Lee Gibson, executive director of the Regional Transportation Commission (RTC) and City of Reno community development director John Hester told the Sparks Tribune Tuesday that the RTC will soon approve a contract for a consultant. The consultant will help Reno obtain federal funding for a proposed light rail system that would encourage more use of public transit, less dependence on cars and urban livability in downtown Reno, particularly along Virginia Street between California Avenue and Plumb Lane.
“There’s really an opportunity that as we increase and improve transit, we will attract more people and they’ll use that transit service for work and more retail shopping,” Gibson said.
Analysis for the possibility of bringing light rail to the city began in August 2007 and a concept was approved in April 2009. The entire project was initiated in October 2009 with a precursor to light rail – RTC's Rapid and Rapid Connect. The first phase introduced the green Rapid and Rapid Connect buses to the streets. The buses, making only seven stops in their routes, have made it quicker to travel downtown and through the Virginia Street corridor to Meadowood Mall, as well as reduced pollution.
The second phase would cost $67 million for streetcars on Virginia Street from UNR to California Avenue.
The third phase would extend streetcars from California to the Reno-Sparks Convention Center at $84 million.
Finally, light rail would be built from Lawlor to the convention center.
The plan to provide the system from North Virginia to the convention center would be an important move, Gibson said, because the center helps fill crucial tourism needs and space for the region’s conferences, making Reno-Sparks competitive with cities like Denver and Houston for special events.

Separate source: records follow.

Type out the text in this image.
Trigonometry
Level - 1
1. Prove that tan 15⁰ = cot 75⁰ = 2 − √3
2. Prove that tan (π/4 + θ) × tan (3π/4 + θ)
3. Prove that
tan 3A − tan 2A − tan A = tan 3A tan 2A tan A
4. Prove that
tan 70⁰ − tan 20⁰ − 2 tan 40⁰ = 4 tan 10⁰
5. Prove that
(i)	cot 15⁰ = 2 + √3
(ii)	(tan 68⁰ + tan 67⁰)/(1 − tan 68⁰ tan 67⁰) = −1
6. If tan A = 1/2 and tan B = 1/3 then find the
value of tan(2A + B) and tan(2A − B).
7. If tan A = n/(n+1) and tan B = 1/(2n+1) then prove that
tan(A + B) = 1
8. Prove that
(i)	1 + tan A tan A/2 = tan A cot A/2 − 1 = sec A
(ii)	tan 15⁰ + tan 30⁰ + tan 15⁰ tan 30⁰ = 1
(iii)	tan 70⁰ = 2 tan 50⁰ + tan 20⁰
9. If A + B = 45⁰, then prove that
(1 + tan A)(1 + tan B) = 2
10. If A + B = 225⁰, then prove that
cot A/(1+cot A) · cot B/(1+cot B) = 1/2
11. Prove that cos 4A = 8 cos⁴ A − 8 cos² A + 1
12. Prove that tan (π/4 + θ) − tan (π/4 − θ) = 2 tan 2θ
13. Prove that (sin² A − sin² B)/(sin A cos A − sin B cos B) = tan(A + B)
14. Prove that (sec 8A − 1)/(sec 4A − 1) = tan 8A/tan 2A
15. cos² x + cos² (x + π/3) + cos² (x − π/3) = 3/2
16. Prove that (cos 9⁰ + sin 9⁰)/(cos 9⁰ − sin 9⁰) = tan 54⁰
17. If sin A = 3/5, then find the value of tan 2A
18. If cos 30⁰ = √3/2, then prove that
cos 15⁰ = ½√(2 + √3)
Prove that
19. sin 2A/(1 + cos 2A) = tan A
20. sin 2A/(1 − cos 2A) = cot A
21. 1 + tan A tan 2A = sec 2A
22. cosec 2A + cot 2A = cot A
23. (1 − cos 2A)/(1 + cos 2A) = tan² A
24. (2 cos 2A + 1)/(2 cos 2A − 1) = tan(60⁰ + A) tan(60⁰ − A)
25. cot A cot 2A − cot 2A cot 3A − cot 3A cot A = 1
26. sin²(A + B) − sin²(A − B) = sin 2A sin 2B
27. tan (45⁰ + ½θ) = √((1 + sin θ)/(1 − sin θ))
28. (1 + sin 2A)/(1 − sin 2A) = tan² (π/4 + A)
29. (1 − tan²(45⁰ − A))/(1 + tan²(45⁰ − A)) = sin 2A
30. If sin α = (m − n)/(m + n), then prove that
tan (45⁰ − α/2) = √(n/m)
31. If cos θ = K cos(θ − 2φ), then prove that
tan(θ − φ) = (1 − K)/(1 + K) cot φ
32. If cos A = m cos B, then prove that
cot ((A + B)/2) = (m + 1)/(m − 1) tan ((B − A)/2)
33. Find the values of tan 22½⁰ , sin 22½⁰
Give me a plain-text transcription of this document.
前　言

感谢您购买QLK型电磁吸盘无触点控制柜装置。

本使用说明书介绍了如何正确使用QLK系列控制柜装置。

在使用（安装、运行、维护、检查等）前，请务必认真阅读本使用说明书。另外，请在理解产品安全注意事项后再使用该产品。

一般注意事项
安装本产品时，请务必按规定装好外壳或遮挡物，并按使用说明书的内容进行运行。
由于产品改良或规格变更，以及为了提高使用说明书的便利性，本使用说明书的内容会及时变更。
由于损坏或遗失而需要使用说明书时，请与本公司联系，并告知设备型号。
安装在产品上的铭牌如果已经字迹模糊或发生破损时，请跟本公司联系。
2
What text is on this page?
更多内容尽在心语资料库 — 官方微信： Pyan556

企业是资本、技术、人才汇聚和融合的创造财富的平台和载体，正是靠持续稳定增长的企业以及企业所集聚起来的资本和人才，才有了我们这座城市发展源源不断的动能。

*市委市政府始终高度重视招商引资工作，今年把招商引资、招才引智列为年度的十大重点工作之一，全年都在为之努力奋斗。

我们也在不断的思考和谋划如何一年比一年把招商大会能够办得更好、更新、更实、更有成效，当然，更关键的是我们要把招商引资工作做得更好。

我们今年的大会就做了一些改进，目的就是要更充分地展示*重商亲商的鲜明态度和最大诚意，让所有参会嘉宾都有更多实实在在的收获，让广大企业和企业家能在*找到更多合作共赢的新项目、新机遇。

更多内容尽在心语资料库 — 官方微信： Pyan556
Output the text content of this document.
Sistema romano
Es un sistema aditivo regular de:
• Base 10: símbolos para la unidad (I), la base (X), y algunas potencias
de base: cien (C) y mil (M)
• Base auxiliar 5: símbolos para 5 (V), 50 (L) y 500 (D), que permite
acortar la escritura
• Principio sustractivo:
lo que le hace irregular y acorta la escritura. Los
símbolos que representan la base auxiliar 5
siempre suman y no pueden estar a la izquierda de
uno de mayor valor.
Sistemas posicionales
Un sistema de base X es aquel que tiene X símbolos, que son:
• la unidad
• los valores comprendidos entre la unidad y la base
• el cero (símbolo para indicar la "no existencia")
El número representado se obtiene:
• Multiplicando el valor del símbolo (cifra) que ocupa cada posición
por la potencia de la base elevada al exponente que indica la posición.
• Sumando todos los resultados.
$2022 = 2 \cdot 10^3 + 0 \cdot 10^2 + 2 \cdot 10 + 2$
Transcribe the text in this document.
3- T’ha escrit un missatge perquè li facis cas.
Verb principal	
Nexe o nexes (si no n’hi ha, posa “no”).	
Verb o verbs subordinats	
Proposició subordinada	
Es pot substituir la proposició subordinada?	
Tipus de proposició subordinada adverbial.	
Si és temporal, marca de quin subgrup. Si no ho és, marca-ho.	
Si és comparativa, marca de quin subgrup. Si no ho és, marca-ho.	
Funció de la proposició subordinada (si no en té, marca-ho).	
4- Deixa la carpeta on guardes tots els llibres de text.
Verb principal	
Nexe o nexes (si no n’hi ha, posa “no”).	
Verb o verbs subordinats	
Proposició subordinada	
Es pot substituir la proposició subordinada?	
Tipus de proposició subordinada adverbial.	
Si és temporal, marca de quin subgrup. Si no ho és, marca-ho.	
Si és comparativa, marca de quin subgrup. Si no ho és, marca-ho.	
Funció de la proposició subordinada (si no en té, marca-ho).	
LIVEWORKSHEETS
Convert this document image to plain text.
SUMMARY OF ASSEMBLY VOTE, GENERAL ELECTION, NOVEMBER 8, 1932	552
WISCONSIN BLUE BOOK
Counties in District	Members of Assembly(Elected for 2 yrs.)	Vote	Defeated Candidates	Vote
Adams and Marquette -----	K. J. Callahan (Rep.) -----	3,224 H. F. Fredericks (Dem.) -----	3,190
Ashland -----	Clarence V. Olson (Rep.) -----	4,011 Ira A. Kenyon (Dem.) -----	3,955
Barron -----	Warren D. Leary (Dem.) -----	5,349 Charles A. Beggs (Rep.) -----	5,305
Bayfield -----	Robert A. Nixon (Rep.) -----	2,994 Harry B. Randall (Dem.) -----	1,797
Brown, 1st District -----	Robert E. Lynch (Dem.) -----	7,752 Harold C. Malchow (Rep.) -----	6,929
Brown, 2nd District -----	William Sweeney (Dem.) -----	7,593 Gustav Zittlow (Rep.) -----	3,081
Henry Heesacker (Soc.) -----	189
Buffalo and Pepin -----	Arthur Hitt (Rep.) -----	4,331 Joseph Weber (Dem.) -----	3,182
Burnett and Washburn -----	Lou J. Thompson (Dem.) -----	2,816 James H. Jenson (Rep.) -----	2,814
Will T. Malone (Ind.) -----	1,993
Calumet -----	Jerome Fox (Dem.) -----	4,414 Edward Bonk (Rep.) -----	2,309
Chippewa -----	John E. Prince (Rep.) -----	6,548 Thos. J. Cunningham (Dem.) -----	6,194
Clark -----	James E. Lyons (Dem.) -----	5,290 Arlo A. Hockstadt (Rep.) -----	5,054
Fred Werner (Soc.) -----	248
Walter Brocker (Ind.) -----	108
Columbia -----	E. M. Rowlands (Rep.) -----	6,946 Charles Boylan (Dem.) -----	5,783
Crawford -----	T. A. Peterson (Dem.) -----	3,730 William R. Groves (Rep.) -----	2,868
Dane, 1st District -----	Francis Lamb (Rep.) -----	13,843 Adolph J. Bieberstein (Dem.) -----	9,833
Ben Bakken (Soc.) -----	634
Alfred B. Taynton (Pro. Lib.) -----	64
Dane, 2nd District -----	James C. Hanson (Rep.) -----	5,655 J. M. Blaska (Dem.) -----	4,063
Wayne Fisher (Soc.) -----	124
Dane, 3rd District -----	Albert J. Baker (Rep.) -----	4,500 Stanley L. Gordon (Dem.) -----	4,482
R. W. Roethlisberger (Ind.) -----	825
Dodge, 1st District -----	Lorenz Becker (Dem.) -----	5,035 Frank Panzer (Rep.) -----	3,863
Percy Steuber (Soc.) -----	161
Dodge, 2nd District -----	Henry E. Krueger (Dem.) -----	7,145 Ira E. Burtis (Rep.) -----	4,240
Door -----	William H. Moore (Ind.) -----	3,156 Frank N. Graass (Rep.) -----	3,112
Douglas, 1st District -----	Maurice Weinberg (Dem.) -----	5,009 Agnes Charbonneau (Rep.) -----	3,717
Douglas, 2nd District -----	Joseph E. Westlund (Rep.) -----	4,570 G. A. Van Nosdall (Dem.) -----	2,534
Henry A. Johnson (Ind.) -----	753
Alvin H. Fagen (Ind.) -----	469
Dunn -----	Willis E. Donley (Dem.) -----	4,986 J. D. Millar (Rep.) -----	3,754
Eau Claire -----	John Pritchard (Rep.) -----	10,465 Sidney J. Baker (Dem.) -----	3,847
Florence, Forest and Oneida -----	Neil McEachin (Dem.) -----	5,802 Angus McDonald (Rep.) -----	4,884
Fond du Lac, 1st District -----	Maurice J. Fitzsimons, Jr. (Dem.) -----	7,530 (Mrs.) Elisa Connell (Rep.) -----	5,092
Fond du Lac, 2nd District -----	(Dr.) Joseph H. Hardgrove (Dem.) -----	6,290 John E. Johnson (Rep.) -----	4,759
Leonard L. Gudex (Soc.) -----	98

Hester said keeping the light rail line on the ground would have its advantages, including making the transit easily accessible to the disabled in wheelchairs.
The streetcars, as seen in the RTC's model city, Portland, Ore., would have two cars per train. Trains would have automated ticket booths and systems to show when the next vehicle is coming at a stop.
To accommodate street space for light rail, RTC’s consultant would determine the best configuration for two to seven shared lanes.
“Our original idea was to widen Virginia lanes and put in an exclusive lane, but by doing a mixed flow, we would save over $100 million,” Gibson said.
Streetcars would be powered by overhead cables. Electricity for those cables could be provided from several sources, such as the Ormat facility in south Reno, which generates enough geothermal energy to supply every Reno resident with electricity. However, Hester said they were approached by a company interested helping RTC with a waste energy plant on Fourth Street, which is in close proximity to a plant on Sixth and Sutro streets.
“They told us, ‘We’d like to provide you with energy from the waste plant to run your transit,’ ” Hester said. “You start thinking about things like that.”
Moving to a streetcar system in the future would be about more than saving dollars for the RTC, said its executive director Lee Gibson.
It would be focused on improving livability for Reno-Sparks residents who are seeking to avoid urban sprawl, change their transportation mindsets to public modes to help make the environment cleaner and cut down on costs. Builders also would benefit by improving upon communities already well developed with transit, he added.
“Developers, who are already hard pressed when they do start building again, are going to be very mindful of how much of the infrastructure costs they have to bear,” Gibson said. “Locating downtown gives them the opportunity to tap into existing infrastructure instead of out on the fringe.”
The venture would also be about improving the downtown Virginia Street corridor and giving pedestrians and riders more accessibility to businesses.
According to Hester, car use in the Virginia corridor is about 87 percent. About 6 percent of people walk. Having a light rail system would decrease car use by 37 percent, walking would increase to 27 percent and transit use would be about 12 percent.
On-street parking would be taken away and sidewalks would receive aesthetic improvements. Hester said street parking along Virginia would be removed and surface lots would be developed near businesses. Sidewalks would be widened and enhanced aesthetically both for the safety of pedestrians, giving RTC the ability to facility the corridor’s redevelopment. The City of Reno now requires in its redevelopment code that sidewalks have to be 18 feet in front of stores, though not every area along Virginia would have pathways that long, Hester said. The area between the sidewalk and the street would be streetscaped with lighting, trees and vegetation.
Though major talk has been of improving Virginia Street, Hester said Fourth and Prater could be the easier option, but assistance from a consultant will aid in that decision.
“From the Reno side, Fourth may be easier because you have more right of way, but what we do with Virginia would directly affect Fourth,” he said.
Gibson said the RTC remains committed to providing alternatives in transit for Sparks.
“We’ve made a substantial investment in transit with Sparks with the Centennial Plaza project,” he said. “So we expect to continue to move forward in our partnership with the city of Sparks to continue to bring choices over there. Just in living here for six months, I’ve been impressed with the coordination between the cities of Reno and Sparks.”
“And RTC,” Hester added.
In the next few weeks, RTC’s Board of Directors is expected to approve the contract for the consultant for the federal funding application.